4 Invisible OBSTACLES TO DATA-DRIVEN DECISION MAKING
Data-driven decision making.
Even when everyone in the company claims to want it, data-driven decision making can still be doubly difficult to implement. The first set of challenges are all the ones you see: making sure decision makers have access to data, making sure it’s the right data for the decisions they need to make, making sure the data is in usable formats, that permission structures are correct, that data integrity is protected as changes are made, and so on.
But it’s a second set of challenges—an invisible set—that often sink organizations’ attempts to implement data-driven decision making (and, as a result, the growth strategies and transformations that such decision making supports). These obstacles are secret because they disappear whenever anyone tries to address them directly, only to reform as soon as the organization attempts to move forward again. Like a fog, they keep people from seeing the path forward.
Here are four such invisible obstacles:
Invisible obstacle #1: The Fear of delivering Bad News
If you’ve ever been challenged when bringing bad news to an executive, then it’s going to be cold comfort the next time you have to do it that the bad news will be data-driven—your boss still isn’t going to like it, and it’s still going to be you delivering it. The person whose boss who talks about wanting to know “whose throat to choke” intuitively grasps that it’s going to be the person standing closest to that data who will be most at risk if the data’s story is a bad one.
So while data may tell the truth, it does nothing to alleviate employees’ fear of delivering bad news to a boss who doesn’t want to hear it. Unless leadership is aware of the impact they have on their people’s willingness to tell the truth, this obstacle will remain hidden under frozen smiles.
Invisible obstacle #2: egos
When a job has long included making decisions about what needs to be done, and the move to data-driven decisions means that the person in that job no longer needs to make those decisions, they can perceive the change as a sign that the company has lost trust in their abilities. Management might (and probably will) sell the move as an attempt to liberate the person from meetings and politics and delays, so they can focus on execution and get more done, but it will still probably feel like a vote of no confidence when the move happens.
Something that person used to do has been taken away; people don’t like that. Eventually, everyone might come around to feeling liberated, But in the short run, especially if someone has developed an expertise with certain types of decisions, they may very well feel the move to data-driven decisions as a slap in the face, and react to the change accordingly: with confusion, fear, frustration, resentment, and/or anger.
This obstacle is hidden to leaders because their expectation that their people will react “rationally” is based on an assumption that their people have the same level of insight and confidence that they have… which they generally don’t.
Invisible obstacle #3: doubt in the future
Humans generally don’t like ambiguity, and one of the most familiar ways that we eliminate ambiguity is to put a face to things—especially things that are inherently.

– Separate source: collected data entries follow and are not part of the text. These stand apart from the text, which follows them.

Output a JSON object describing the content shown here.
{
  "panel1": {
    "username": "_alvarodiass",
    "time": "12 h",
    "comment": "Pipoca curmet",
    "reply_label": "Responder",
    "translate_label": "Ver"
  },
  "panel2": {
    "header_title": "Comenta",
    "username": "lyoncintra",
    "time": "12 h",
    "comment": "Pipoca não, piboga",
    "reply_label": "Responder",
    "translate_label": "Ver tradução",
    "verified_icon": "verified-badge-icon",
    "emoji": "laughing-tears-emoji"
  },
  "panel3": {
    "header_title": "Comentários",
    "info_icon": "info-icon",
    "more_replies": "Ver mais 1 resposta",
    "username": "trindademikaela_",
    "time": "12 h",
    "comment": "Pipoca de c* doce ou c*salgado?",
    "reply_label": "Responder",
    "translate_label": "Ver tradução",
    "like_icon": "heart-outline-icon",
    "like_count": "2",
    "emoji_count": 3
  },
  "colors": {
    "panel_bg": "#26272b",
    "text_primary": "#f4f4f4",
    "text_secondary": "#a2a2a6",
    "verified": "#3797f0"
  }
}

Companies, teams, ideas, events—when we give them faces, we make them easier to understand and accept. Apple becomes Steve Jobs; The Chicago Bulls becomes Michael Jordan; Organized crime becomes Al Capone; science becomes Albert Einstein; the moon landing becomes Neil Armstrong. This is similar in concept to the manager who wants to know who’s throat to choke, the difference being, while the manager wants a person to blame; the employee wants a person to follow.
As an example of the power of making a concept possible by humanizing it, take the video phone. The “video phone” stood a representation of a technologically advanced future for 60+ years, and though there were small advances here and there at creating that future along the way, it wasn’t until Steve Jobs—not Apple, but literally, the actual person Steve Jobs—stood on a stage and said it had arrived that we (as a society) actually moved into that future—using Apple’s iPhone to make it so.

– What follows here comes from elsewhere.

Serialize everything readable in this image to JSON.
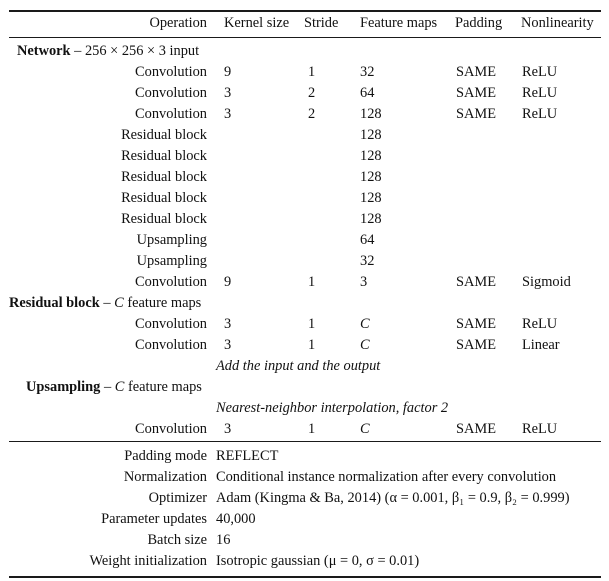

Data-driven decision making is, by nature, at odds with the human desire to human things, making it feel uncomfortable and lending itself to the same sort of invisible, non-committal resistance that stymied the video phone for two generations.

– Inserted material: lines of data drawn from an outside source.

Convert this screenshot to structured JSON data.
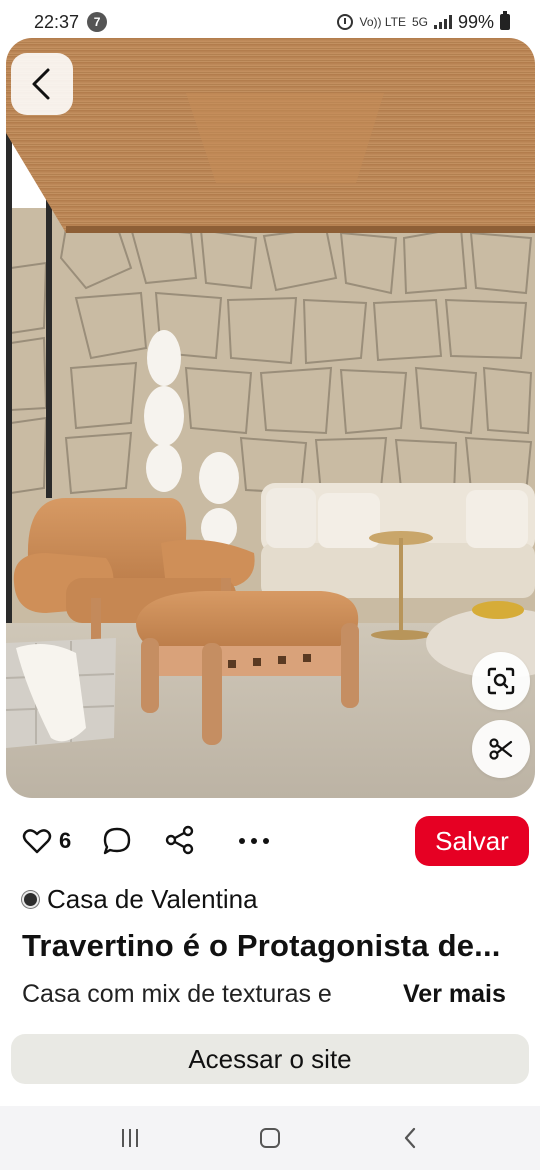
{
  "status_bar": {
    "time": "22:37",
    "notification_count": "7",
    "network_label_1": "Vo)) LTE",
    "network_label_2": "5G",
    "battery": "99%"
  },
  "pin": {
    "likes": "6",
    "save_label": "Salvar",
    "creator_name": "Casa de Valentina",
    "title": "Travertino é o Protagonista de...",
    "description": "Casa com mix de texturas e",
    "see_more_label": "Ver mais",
    "visit_label": "Acessar o site"
  },
  "icons": {
    "back": "chevron-left-icon",
    "lens": "visual-search-icon",
    "cut": "scissors-icon",
    "like": "heart-icon",
    "comment": "comment-icon",
    "share": "share-icon",
    "more": "more-icon"
  },
  "colors": {
    "save_button": "#e60023",
    "visit_button": "#e9e9e4",
    "nav_bar": "#f4f4f6"
  }
}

Invisible obstacle #4: old habits
Once people get their heads around using data, they frequently expect that data to be like a Magic 8-Ball: ask a question and presto, an answer appears. People don’t like having to work with data to interpret it. They don’t like learning that depending on how they ask the question, the data gives very different answers. They don’t like finding out that the data analytics team put limits around the data they can access which prevents them from seeing what they really wanted to see, and they certainly don’t like defending decisions that data says is right when they personally disagree with them.
What people do when data doesn’t immediately simplify their lives is easy to predict: they revert to whatever they used to do. Old habits die hard. And old habits are very nearly always invisible, because people’s habits are often hidden beneath all the right language about wanting to change.
Conclusion
The transition to data-driven decision making is twice as hard as most leaders expect. Not only must they solve for all the mechanics of data-driven decision making, they also have to address a number of invisible obstacles, as well. That’s one of the reasons why change requires frequent, consistent communication, openness, and way more positive reinforcement than anyone would believe is necessary.